If The Jewish Times ran the headline “Embracing Millennial Shabbat,” in 2019, odds are the story would be about post-college-age Jews exploring new ways to observe Shabbos.
But in the JT’s final issue of last millennium, Friday December 31, 1999 — or Tevet 22, 5760 by the Jewish calendar — Rabbi Brad Hirschfield provided an op-ed about why, despite the year 2000 being a Christian measurement, Jews around the world mark the new millennium as their own.
“Having New Year’s Eve 1999 fall tonight — on a Friday night — creates a remarkable opportunity for Jews.

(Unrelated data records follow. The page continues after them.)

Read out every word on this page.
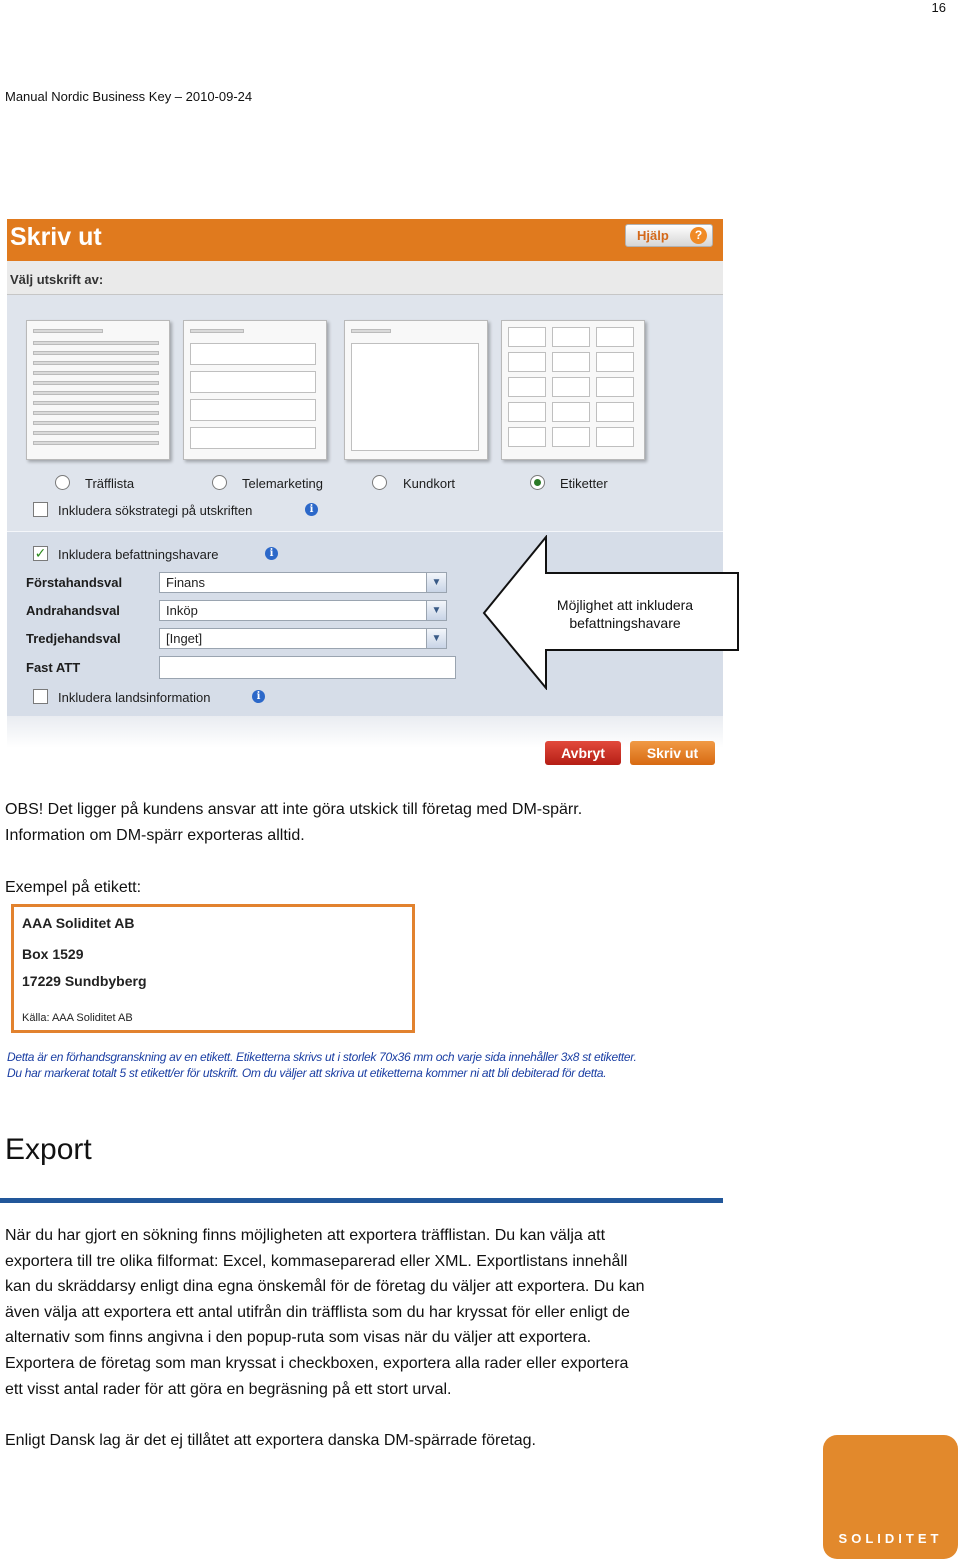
16
Manual Nordic Business Key – 2010-09-24
Skriv ut	Hjälp	?
Välj utskrift av:
Träfflista	Telemarketing	Kundkort	Etiketter
Inkludera sökstrategi på utskriften	i
✓ Inkludera befattningshavare	i
Förstahandsval	Finans	▼
Andrahandsval	Inköp	▼
Tredjehandsval	[Inget]	▼
Fast ATT
Inkludera landsinformation	i
Avbryt	Skriv ut
Möjlighet att inkludera
befattningshavare
OBS! Det ligger på kundens ansvar att inte göra utskick till företag med DM-spärr.
Information om DM-spärr exporteras alltid.
Exempel på etikett:
AAA Soliditet AB
Box 1529
17229 Sundbyberg
Källa: AAA Soliditet AB
Detta är en förhandsgranskning av en etikett. Etiketterna skrivs ut i storlek 70x36 mm och varje sida innehåller 3x8 st etiketter.
Du har markerat totalt 5 st etikett/er för utskrift. Om du väljer att skriva ut etiketterna kommer ni att bli debiterad för detta.
Export
När du har gjort en sökning finns möjligheten att exportera träfflistan. Du kan välja att
exportera till tre olika filformat: Excel, kommaseparerad eller XML. Exportlistans innehåll
kan du skräddarsy enligt dina egna önskemål för de företag du väljer att exportera. Du kan
även välja att exportera ett antal utifrån din träfflista som du har kryssat för eller enligt de
alternativ som finns angivna i den popup-ruta som visas när du väljer att exportera.
Exportera de företag som man kryssat i checkboxen, exportera alla rader eller exportera
ett visst antal rader för att göra en begräsning på ett stort urval.
Enligt Dansk lag är det ej tillåtet att exportera danska DM-spärrade företag.
SOLIDITET
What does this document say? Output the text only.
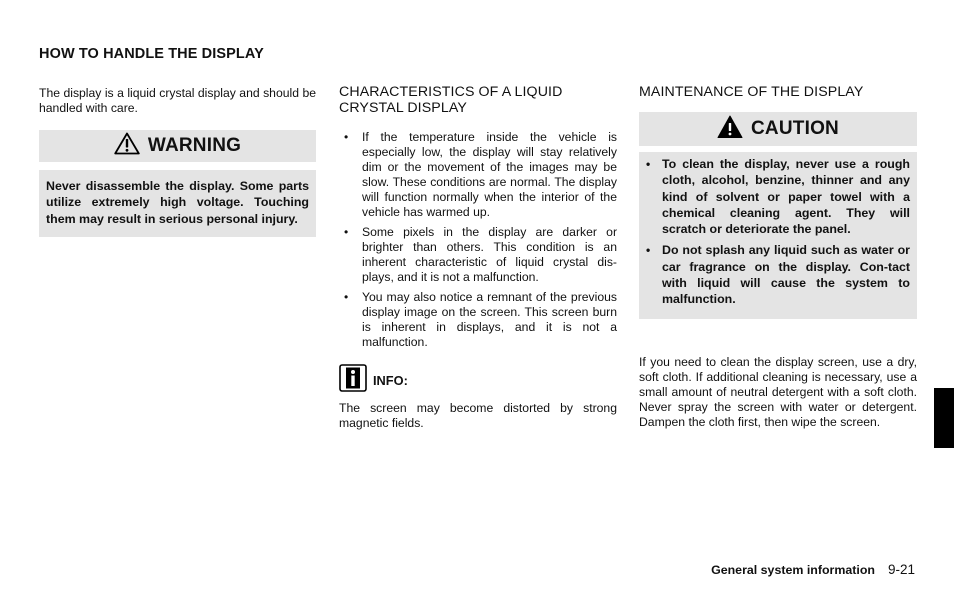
HOW TO HANDLE THE DISPLAY

The display is a liquid crystal display and should be handled with care.

WARNING
Never disassemble the display. Some parts utilize extremely high voltage. Touching them may result in serious personal injury.
CHARACTERISTICS OF A LIQUID CRYSTAL DISPLAY
• If the temperature inside the vehicle is especially low, the display will stay relatively dim or the movement of the images may be slow. These conditions are normal. The display will function normally when the interior of the vehicle has warmed up.
• Some pixels in the display are darker or brighter than others. This condition is an inherent characteristic of liquid crystal dis-plays, and it is not a malfunction.
• You may also notice a remnant of the previous display image on the screen. This screen burn is inherent in displays, and it is not a malfunction.
INFO:

The screen may become distorted by strong magnetic fields.

MAINTENANCE OF THE DISPLAY
CAUTION
• To clean the display, never use a rough cloth, alcohol, benzine, thinner and any kind of solvent or paper towel with a chemical cleaning agent. They will scratch or deteriorate the panel.
• Do not splash any liquid such as water or car fragrance on the display. Con-tact with liquid will cause the system to malfunction.

If you need to clean the display screen, use a dry, soft cloth. If additional cleaning is necessary, use a small amount of neutral detergent with a soft cloth. Never spray the screen with water or detergent. Dampen the cloth first, then wipe the screen.

General system information 9-21
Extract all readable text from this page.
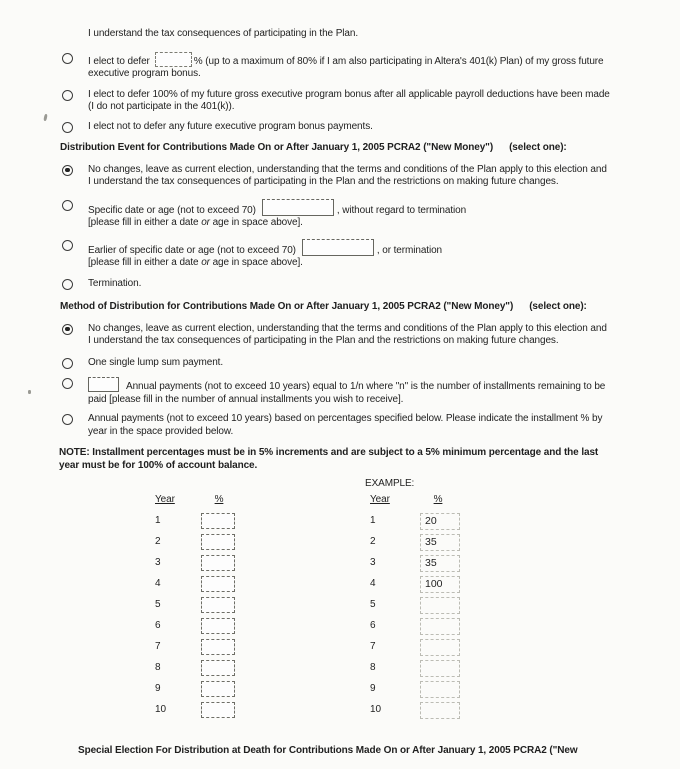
I understand the tax consequences of participating in the Plan.
I elect to defer	% (up to a maximum of 80% if I am also participating in Altera's 401(k) Plan) of my gross future
executive program bonus.
I elect to defer 100% of my future gross executive program bonus after all applicable payroll deductions have been made
(I do not participate in the 401(k)).
I elect not to defer any future executive program bonus payments.
Distribution Event for Contributions Made On or After January 1, 2005 PCRA2 ("New Money") (select one):
No changes, leave as current election, understanding that the terms and conditions of the Plan apply to this election and
I understand the tax consequences of participating in the Plan and the restrictions on making future changes.
Specific date or age (not to exceed 70)	, without regard to termination
[please fill in either a date or age in space above].
Earlier of specific date or age (not to exceed 70)	, or termination
[please fill in either a date or age in space above].
Termination.
Method of Distribution for Contributions Made On or After January 1, 2005 PCRA2 ("New Money") (select one):
No changes, leave as current election, understanding that the terms and conditions of the Plan apply to this election and
I understand the tax consequences of participating in the Plan and the restrictions on making future changes.
One single lump sum payment.
Annual payments (not to exceed 10 years) equal to 1/n where "n" is the number of installments remaining to be
paid [please fill in the number of annual installments you wish to receive].
Annual payments (not to exceed 10 years) based on percentages specified below. Please indicate the installment % by
year in the space provided below.
NOTE: Installment percentages must be in 5% increments and are subject to a 5% minimum percentage and the last
year must be for 100% of account balance.
EXAMPLE:
Year	%
1
2
3
4
5
6
7
8
9
10
Year	%
1	20
2	35
3	35
4	100
5
6
7
8
9
10
Special Election For Distribution at Death for Contributions Made On or After January 1, 2005 PCRA2 ("New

As a people, we have understood the importance of marking times for thousands of years,” he wrote. “Of course some will ask: Since the calendar is based on a Christian counting, is it really ‘our’ millennium?”
Of course it’s our millennium, he answered, before citing examples of members from different Jewish movements who believe the new millennium is of no significance to the Jewish people.
“All of these institutions, coming from different ideological places, miss an opportunity to engage the life of the Jewish people as they live it,” he wrote. “From Orthodox to Reform, one thing for certain is that New Year’s Eve really matters to many Jews.”
Like the word “millennial,” Hirschfield’s use of the word “wall,” would come with different connotations in 2019 than it did in 1999. He describes “a wall between people’s lived lives and the ability of religious leaders to create the language and symbols that bring meaning to those lives,” but that “if something is part of the human experience, it can be given expression within Judaism.”
How did Rabbi Hirschfield plan to express his Judaism that New Year’s Eve?
“I fill up my Kiddush cup with champagne, scatter my Shabbat table with confetti, and when the clock nears midnight, shake my children awake so that we can experience this global transition together.”